The legacy of Peretta Peronne is known exclusively through her prosecution by the Parisian medical faculty in 1411.〔Broomhall, Susan. Women's Medical Work in Early Modern France. Manchester: Manchester UP, 2011. Print.〕 The ''Commentaries'' of the Parisian medical faculty provide record of the expenditures associated with pursuing cases against practitioners as well as the charters of the Parisian university which provide documentation for their efforts for a legal recognition of their positions on medical practice.〔Commentaires de la Faculté de Médecine de L’Université de Paris, vol. 1 (1395-1516) ed. C.A.E. Wickersheimer (Paris: Imperimerie Nationale, 1915)〕 The faculty sought to increase the status of physicians and to emphasize the necessity for training and licensing in order for a medical professional to be recognized as legitimate. This effort in Paris was part of a larger movement in early modern Europe to denounce all non-university trained medical professionals, including surgeons, barber and apothecaries, as either inferior or all together illegitimate. However, in France, the delineation between the types of medical practitioners was becoming particularly rigid during this time period, as professionalization of the medical career was increasingly discussed in the ecclesiastical and political realms.〔Whaley, Leigh Ann.
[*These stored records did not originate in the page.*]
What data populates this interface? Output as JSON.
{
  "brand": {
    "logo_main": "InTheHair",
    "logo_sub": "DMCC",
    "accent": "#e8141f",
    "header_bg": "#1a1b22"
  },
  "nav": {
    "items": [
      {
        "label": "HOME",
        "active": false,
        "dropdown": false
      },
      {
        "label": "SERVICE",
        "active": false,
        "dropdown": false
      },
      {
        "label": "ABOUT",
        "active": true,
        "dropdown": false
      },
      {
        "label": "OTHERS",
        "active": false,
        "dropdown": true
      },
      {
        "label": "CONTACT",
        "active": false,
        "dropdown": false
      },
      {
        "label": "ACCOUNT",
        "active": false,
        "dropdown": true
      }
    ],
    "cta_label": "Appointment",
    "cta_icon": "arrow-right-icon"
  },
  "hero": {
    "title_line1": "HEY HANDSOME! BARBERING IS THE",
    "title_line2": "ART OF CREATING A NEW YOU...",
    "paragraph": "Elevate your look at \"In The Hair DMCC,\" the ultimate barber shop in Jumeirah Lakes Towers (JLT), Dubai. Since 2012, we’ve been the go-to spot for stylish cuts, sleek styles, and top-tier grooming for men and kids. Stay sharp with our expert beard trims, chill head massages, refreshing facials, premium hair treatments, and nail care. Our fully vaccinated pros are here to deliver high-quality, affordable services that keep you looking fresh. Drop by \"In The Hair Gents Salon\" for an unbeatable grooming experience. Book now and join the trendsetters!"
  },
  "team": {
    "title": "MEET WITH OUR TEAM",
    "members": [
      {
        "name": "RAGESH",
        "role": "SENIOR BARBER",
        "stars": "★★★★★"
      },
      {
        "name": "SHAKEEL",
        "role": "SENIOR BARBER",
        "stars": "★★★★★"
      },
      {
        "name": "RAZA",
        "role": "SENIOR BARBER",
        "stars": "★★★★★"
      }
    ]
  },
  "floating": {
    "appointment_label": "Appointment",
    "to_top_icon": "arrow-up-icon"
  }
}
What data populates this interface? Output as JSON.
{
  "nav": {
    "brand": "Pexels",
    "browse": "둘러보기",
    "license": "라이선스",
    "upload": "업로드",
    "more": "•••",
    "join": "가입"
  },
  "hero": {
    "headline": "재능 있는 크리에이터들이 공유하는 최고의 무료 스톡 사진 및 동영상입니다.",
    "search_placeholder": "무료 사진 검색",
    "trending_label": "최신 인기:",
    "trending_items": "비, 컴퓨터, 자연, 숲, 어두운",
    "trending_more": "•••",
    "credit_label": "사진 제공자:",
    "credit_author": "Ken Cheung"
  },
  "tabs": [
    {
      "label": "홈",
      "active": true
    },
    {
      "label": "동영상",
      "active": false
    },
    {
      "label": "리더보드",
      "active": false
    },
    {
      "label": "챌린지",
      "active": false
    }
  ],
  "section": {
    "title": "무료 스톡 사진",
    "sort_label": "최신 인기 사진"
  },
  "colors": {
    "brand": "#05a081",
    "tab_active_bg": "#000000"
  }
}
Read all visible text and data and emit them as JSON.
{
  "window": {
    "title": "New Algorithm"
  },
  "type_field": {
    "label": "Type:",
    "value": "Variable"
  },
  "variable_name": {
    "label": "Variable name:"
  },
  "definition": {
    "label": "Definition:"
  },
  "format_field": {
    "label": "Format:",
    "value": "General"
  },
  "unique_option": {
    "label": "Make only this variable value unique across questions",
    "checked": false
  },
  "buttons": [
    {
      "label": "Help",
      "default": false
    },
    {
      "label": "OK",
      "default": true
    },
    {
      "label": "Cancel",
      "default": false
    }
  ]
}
Women and the Practice of Medical Care in Early Modern Europe, 1400-1800. Basingstoke, Hampshire: Palgrave Macmillan, 2010. Print.〕
Throughout the middle ages, women participated in medical practice across a variety of discipline. While history has typically focused on women’s roles as caregivers within the domestic sphere, wet nurses and midwives, historian Monica H. Green has argued that "one of the greatest myths of female practitioners in the middle ages is that they primarily treated female complaints."〔Green, Monica H. “Women’s medical practice and health care in medieval Europe” in Judith M. Bennett et al. (eds), Sisters and Workers in the Middle Ages (Chicago: Chicago University Press, 1989), pp. 61-78〕 Women were not systematically excluded from being direct competition to their male counterparts until the end of the middle ages when the increased regulation and legal repercussions against their practice became significant enough that the profession of a woman physician began to disappear from historical record.〔Applebaum, Herbert A. The Concept of Work: Ancient, Medieval, and Modern. Albany: State U of New York, 1992. Print.〕 Despite assumptions that the exclusion of women was purely misogynistic, records of the edicts and ordinances put forth by the Parisian medical faculty indicate that their primary interest was establishing the superiority and elite status of the physician within the medical realm. The prosecution of Jacoba Felicie in 1322 was an early example of the emergence of this mindset in France.